A solid plate, with a thickness of \(15 \mathrm{~cm}\) and a thermal conductivity of \(80 \mathrm{~W} / \mathrm{m} \cdot \mathrm{K}\), is being cooled at the upper surface by air. The air temperature is $10^{\circ} \mathrm{C}$, while the temperatures at the upper and lower surfaces of the plate are 50 and \(60^{\circ} \mathrm{C}\), respectively. Determine the convection heat transfer coefficient of air at the upper surface, and discuss whether the value is reasonable or not for forced convection of air.

Short answer

Question: Determine if the calculated convection heat transfer coefficient is reasonable for forced convection of air considering the given data and assumptions made during the calculations. Answer: The calculated value of the convection heat transfer coefficient is not reasonable for forced convection of air, as it is negative (-159.52 W/m²⋅K), which is not physically possible. This indicates that there is an error in the given data or assumptions made during the calculations. In normal cases of forced convection, the value of the convection heat transfer coefficient would be positive, indicating that heat is being transferred from the higher temperature surface to the cooler air.

Step-by-step solution

Find the temperature gradient in the plate

First, we will need to find the temperature gradient along the plate's thickness. We can do this using the given temperatures at the upper and lower surfaces and the plate's thickness, as follows: \(\frac{dT}{dx} = \frac{T_\mathrm{lower} - T_\mathrm{upper}}{\mathrm{thickness}}\) where - \(dT\) is the change in temperature along the thickness of the plate, - \(dx\) is the thickness of the plate, - \(T_\mathrm{lower}\) and \(T_\mathrm{upper}\) are the temperatures at the lower and upper surfaces, respectively. Now, plugging in the given values, we get: \(\frac{dT}{dx} = \frac{60 - 50}{0.15} = \frac{10}{0.15} = 66.67 \ K/m\)
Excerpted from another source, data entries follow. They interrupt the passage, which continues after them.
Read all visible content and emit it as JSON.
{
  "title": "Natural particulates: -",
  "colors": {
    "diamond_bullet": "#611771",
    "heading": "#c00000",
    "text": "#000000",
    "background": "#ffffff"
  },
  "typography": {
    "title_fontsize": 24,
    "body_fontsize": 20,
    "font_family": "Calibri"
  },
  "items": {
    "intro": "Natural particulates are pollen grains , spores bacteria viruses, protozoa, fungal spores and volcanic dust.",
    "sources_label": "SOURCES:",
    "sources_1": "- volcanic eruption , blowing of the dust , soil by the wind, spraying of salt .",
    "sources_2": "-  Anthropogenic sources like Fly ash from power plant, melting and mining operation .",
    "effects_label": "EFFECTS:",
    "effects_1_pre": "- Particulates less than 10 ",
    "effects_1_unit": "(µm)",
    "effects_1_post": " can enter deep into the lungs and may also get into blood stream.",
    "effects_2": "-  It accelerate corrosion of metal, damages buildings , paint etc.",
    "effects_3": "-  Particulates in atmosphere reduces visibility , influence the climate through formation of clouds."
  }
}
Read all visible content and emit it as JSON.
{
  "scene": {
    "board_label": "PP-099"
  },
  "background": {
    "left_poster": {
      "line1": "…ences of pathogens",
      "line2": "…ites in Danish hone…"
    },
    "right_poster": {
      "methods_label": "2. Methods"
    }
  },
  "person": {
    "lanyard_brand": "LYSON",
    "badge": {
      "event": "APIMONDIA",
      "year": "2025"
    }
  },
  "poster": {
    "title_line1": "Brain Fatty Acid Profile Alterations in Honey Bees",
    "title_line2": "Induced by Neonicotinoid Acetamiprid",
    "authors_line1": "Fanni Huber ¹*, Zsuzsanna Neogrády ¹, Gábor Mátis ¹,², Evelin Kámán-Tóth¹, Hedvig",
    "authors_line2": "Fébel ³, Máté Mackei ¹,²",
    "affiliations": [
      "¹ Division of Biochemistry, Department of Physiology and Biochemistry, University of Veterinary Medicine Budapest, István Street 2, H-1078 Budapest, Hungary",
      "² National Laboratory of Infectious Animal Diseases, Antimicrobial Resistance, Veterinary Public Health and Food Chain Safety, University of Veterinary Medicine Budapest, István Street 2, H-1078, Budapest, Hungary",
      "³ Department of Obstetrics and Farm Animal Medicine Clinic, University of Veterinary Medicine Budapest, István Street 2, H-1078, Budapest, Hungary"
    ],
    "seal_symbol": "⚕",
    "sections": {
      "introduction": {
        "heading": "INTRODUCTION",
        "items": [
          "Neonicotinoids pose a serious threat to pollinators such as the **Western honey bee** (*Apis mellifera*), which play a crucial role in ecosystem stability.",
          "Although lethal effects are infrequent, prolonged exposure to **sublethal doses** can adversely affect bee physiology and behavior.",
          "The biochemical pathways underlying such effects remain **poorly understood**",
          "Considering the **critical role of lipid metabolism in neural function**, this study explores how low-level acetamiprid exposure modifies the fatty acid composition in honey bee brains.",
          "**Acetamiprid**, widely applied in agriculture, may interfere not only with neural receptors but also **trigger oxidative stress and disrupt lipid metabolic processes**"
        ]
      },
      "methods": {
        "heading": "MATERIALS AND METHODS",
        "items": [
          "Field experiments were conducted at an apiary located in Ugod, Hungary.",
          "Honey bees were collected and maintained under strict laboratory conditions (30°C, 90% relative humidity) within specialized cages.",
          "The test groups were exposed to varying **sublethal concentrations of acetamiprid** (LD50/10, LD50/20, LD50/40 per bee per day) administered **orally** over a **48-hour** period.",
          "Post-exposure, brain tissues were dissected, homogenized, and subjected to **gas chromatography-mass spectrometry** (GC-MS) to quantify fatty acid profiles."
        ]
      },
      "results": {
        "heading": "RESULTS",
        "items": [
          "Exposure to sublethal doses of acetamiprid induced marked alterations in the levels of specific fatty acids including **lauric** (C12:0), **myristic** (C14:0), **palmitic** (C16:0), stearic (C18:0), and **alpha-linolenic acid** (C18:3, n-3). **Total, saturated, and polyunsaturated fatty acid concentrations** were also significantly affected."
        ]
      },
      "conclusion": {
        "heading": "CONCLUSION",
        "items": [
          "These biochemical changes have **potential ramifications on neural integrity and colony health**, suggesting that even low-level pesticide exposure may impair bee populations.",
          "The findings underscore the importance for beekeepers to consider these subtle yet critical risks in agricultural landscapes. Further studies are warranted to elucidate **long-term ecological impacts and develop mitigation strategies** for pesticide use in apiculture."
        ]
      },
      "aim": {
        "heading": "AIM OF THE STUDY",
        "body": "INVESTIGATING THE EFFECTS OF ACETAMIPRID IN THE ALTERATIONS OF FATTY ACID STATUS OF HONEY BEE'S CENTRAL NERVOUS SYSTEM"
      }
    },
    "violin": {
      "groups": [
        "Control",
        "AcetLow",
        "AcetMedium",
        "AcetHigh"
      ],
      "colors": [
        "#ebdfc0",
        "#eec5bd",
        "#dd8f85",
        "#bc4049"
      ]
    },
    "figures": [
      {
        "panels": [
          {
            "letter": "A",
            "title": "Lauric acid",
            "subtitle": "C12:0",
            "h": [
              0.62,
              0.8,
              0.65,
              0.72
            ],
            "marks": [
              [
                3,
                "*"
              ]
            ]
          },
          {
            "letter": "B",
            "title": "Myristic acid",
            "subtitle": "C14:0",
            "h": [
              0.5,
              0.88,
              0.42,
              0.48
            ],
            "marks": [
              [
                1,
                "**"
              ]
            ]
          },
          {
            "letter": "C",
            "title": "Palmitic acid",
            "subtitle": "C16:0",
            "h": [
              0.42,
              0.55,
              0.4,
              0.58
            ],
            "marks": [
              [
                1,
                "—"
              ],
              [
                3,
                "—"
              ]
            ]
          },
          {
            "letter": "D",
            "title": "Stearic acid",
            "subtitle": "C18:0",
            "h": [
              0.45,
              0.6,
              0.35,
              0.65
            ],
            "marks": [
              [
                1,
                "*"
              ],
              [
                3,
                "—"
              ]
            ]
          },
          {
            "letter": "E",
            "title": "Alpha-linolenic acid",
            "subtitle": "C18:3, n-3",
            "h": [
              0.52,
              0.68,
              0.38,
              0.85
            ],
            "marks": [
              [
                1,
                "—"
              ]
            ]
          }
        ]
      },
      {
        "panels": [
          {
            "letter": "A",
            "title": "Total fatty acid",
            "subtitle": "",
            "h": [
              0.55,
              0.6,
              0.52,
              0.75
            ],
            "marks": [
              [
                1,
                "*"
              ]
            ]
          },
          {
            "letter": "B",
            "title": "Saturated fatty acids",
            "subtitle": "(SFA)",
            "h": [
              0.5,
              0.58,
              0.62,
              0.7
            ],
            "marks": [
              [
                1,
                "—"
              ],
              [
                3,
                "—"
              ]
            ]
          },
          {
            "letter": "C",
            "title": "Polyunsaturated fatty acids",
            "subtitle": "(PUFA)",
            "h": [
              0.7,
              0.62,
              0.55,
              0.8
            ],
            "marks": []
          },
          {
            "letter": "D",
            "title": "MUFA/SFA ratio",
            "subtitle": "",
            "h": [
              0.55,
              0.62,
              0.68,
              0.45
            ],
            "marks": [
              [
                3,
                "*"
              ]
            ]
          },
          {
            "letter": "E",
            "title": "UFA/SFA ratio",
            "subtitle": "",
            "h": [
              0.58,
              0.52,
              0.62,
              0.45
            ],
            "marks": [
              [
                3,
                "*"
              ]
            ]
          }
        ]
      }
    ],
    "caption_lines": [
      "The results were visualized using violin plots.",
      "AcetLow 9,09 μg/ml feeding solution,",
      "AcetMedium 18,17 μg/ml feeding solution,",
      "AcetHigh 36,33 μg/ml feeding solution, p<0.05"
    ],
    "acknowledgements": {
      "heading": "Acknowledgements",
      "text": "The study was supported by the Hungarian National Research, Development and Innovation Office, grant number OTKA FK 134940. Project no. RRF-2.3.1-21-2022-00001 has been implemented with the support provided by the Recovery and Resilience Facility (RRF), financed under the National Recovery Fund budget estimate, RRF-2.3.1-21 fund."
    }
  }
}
Calculate the heat transfer through conduction

Using Fourier's law of heat conduction, we can find the heat transfer through the plate due to conduction. The formula is as follows: \(q = -k \cdot \frac{dT}{dx}\) where - \(q\) is the steady-state heat transfer per unit area (\(W/m^2\)), - \(k\) is the thermal conductivity of the plate (\(W/m \cdot K\)). Plugging in the values, we get: \(q = -80 \cdot 66.67 = -5333.6 \ W/m^2\)

Find the convection heat transfer coefficient (h)

Next, we can use Newton's law of cooling to find the convection heat transfer coefficient. \(q = h \cdot (T_\mathrm{upper} - T_\mathrm{air})\) where - \(q\) is the steady-state heat transfer per unit area (\(W/m^2\)), - \(h\) is the convection heat transfer coefficient (\(W/m^2 \cdot K\)), - \(T_\mathrm{upper}\) is the temperature at the upper surface of the plate (\(°C\)), - \(T_\mathrm{air}\) is the air temperature (\(°C\)). Rearrange for h: \(h = \frac{q}{T_\mathrm{upper} - T_\mathrm{air}}\) Plug in the values: \(h = \frac{-5333.6}{50 - 10} = -159.52 \ W/m^2 \cdot K\) This means that the convection heat transfer coefficient is approximately \(-159.52 \ W/m^2 \cdot K\).

Discuss the reasonableness of the value

The calculated value for the convection heat transfer coefficient of air at the upper surface is negative, which is not physically possible in the case of forced convection. This could indicate that there is an error in the given data or assumptions made during the calculations. In normal cases of forced convection, the value of the convection heat transfer coefficient would be positive, indicating that heat is being transferred from the higher temperature surface to the cooler air. Thus, the calculated value is not reasonable for forced convection of air.